Predictive modeling underlies this method. Using advanced multivariate models that can identify nonlinear relationships between market drivers, commercial teams test multiple market scenarios, pulling in data from internal and external sources to enrich their analyses. Once they discern which target portfolio performs best across a range of likely conditions, teams use optimization models to construct specific contract terms. These tools are adaptive, and most are automatable, which may make it easier for commercial teams to adjust recommendations and update contract negotiations in near-real time. These tools can also help leaders identify when contracts dip into noncompliance, enabling them to suggest potential remedies and engage proactively with customers.
For example, a North American chemicals producer set up a pricing center of excellence, staffed with data scientists, data engineers, and other technologists, to develop advanced decision-support tools for commercial teams. One of the first instruments they created was a portfolio simulation model. Testing it with one business revealed that shifting to market-driven prices instead of the cost-plus contracts they had been using had the potential to improve margin run rates by 4 to 5 percent without changing the company’s risk profile. Those insights shaped an action plan for an upcoming round of negotiations with customers. Within two months, the business unit’s earnings increased by 1 percent.
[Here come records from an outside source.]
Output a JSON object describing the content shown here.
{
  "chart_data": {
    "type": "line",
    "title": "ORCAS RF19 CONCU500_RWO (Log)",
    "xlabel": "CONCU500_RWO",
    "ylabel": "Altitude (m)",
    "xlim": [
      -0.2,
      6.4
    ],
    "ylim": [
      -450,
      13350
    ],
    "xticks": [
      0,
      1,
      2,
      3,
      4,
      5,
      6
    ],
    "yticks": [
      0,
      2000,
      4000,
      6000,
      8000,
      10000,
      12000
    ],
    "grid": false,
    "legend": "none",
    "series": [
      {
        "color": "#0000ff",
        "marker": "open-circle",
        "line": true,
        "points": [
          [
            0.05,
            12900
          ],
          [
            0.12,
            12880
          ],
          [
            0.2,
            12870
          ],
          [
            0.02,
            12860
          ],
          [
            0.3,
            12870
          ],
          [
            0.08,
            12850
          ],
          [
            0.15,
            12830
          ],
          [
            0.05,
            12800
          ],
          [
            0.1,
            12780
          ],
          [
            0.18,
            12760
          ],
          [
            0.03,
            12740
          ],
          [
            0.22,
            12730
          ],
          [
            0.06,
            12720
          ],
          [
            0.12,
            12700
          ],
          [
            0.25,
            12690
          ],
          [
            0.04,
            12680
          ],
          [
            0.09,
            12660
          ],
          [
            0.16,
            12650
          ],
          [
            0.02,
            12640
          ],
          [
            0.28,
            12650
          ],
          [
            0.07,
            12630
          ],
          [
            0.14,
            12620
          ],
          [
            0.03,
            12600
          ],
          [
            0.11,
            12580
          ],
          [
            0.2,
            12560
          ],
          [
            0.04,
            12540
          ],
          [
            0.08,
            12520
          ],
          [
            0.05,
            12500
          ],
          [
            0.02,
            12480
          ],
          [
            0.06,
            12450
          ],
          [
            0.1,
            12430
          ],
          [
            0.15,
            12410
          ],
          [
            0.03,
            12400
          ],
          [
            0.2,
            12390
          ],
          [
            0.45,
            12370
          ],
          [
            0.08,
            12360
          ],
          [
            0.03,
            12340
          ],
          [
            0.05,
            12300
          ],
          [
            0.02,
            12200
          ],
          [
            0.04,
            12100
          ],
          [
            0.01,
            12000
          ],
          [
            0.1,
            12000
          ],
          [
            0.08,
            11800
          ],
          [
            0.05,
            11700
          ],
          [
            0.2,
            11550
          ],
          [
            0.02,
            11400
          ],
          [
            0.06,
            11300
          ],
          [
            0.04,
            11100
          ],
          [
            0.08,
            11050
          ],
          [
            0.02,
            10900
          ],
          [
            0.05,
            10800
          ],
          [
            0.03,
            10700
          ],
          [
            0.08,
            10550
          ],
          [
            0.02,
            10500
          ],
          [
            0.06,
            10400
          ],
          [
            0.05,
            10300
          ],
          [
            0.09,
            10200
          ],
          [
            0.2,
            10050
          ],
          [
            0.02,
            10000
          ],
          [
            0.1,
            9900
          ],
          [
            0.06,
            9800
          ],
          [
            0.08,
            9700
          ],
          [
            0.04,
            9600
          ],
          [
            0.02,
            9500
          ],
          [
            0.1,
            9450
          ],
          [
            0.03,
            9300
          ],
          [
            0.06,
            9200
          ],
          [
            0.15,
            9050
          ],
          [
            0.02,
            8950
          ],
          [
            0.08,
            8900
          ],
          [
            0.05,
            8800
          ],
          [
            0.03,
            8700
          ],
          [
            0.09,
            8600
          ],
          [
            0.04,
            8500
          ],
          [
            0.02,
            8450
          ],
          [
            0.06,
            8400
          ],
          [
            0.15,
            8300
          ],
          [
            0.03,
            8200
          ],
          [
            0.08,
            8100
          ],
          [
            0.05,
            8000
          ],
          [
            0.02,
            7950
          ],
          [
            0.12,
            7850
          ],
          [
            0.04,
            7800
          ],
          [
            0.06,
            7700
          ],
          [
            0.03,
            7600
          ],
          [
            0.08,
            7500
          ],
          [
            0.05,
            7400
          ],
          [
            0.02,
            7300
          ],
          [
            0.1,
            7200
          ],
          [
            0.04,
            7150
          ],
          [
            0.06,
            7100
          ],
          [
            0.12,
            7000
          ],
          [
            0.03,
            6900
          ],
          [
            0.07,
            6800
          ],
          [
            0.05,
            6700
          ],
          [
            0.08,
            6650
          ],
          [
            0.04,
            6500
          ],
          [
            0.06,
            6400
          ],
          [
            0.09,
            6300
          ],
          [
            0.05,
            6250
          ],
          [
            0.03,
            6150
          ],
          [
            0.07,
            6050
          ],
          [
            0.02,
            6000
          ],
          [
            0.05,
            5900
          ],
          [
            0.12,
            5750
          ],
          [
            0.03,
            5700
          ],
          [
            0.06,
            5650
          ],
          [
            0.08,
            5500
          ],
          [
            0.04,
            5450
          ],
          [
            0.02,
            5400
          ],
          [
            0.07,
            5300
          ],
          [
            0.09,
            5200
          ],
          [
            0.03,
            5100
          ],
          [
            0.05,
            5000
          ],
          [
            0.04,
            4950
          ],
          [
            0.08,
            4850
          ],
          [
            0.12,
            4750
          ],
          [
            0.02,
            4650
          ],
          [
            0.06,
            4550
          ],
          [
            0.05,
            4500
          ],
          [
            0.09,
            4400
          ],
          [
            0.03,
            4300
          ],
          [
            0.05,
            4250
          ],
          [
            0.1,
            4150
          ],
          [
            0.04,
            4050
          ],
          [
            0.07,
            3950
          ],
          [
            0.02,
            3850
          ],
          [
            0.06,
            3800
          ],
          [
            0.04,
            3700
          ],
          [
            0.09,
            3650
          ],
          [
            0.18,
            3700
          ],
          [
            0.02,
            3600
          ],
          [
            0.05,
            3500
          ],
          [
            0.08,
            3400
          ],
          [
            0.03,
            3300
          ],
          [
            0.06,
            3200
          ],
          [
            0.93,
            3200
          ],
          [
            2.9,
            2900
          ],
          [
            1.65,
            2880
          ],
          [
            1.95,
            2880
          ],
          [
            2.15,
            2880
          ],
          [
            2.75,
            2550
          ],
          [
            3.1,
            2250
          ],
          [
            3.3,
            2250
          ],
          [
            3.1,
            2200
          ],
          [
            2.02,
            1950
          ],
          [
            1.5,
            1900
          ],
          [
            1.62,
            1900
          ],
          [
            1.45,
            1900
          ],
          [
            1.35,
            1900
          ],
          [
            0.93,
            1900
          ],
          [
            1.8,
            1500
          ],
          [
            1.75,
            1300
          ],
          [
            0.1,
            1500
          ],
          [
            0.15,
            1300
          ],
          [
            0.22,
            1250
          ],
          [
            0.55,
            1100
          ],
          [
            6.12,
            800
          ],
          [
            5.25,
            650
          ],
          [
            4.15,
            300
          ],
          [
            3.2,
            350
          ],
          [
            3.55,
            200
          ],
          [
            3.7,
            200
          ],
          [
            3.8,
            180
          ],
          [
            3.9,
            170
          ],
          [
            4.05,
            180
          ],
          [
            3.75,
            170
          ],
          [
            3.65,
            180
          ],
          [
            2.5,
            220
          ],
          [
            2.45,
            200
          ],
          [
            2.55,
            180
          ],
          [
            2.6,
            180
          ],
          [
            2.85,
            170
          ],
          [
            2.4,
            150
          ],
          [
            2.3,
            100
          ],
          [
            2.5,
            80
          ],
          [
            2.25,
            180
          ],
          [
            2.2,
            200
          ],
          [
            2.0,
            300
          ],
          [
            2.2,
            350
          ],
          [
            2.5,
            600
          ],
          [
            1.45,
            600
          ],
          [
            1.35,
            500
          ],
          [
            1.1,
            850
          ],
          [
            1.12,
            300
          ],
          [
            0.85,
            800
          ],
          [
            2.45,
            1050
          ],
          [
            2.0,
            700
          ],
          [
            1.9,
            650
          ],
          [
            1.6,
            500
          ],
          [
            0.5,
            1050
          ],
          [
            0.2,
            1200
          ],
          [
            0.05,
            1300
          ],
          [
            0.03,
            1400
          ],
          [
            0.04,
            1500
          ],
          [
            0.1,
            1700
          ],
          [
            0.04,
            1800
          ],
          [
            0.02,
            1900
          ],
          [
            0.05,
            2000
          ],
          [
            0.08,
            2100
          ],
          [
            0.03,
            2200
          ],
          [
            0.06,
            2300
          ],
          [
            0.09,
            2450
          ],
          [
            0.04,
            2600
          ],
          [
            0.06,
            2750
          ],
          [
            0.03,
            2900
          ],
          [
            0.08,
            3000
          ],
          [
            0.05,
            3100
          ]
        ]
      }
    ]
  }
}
Improvements like these don’t need to involve a multiyear transformation. Instead, organizations we have worked with have been able to capture 2 to 4 percent upside, on average, by shifting to a balanced-portfolio approach, focusing first on the basics, then refining and expanding from there (Exhibit 2).
Five steps to consider
Becoming a data-driven commercial organization is a journey, but there are a few elements that manufacturers may consider putting in place to get started:
- Evaluate and consider revamp of existing contracts. Manufacturers that have a material portion of sales volume tied up in long-term contracts (longer than six months) may consider recrafting those agreements based on their organization’s goals for growing earnings, improving competitiveness, and optimizing profitability.
- Get in on AI/ML. Companies may have challenges gaining the pricing intelligence they need without robust data-and-analytics capabilities. leading data scientist teams can develop these models and data pipelines from scratch, and external models are also available for use across industry situations and technology environments.
- Integrate existing processes. Consider cutting slow-moving steps. Commercial teams at one petrochemical company, for example, used to have to run a gauntlet of meetings involving hundreds of slides to come up with pricing. By integrating insights into user-friendly digital dashboards, the company has lowered pricing response time from days to hours.
- Say yes to agile teaming. The most effective commercial teams pool expertise from across the business, bringing pricing, analytics, and product specialists together to improve the speed and quality of decision making.
- Upskill for the future. Portfolio modeling is a data- and analytics-intensive exercise. Many manufacturers may want to augment their capabilities in this area. Manufacturers can inventory their talent pool to find out where reskilling can close the skills gap and where new hires may be needed.
While slower movers may be more at the mercy of market forces, manufacturers that create dynamic portfolios aligned with their risk-and-returns objectives may better set themselves on a path to optimal performance. These are the companies that may find themselves going from playing the odds to turning them in their favor.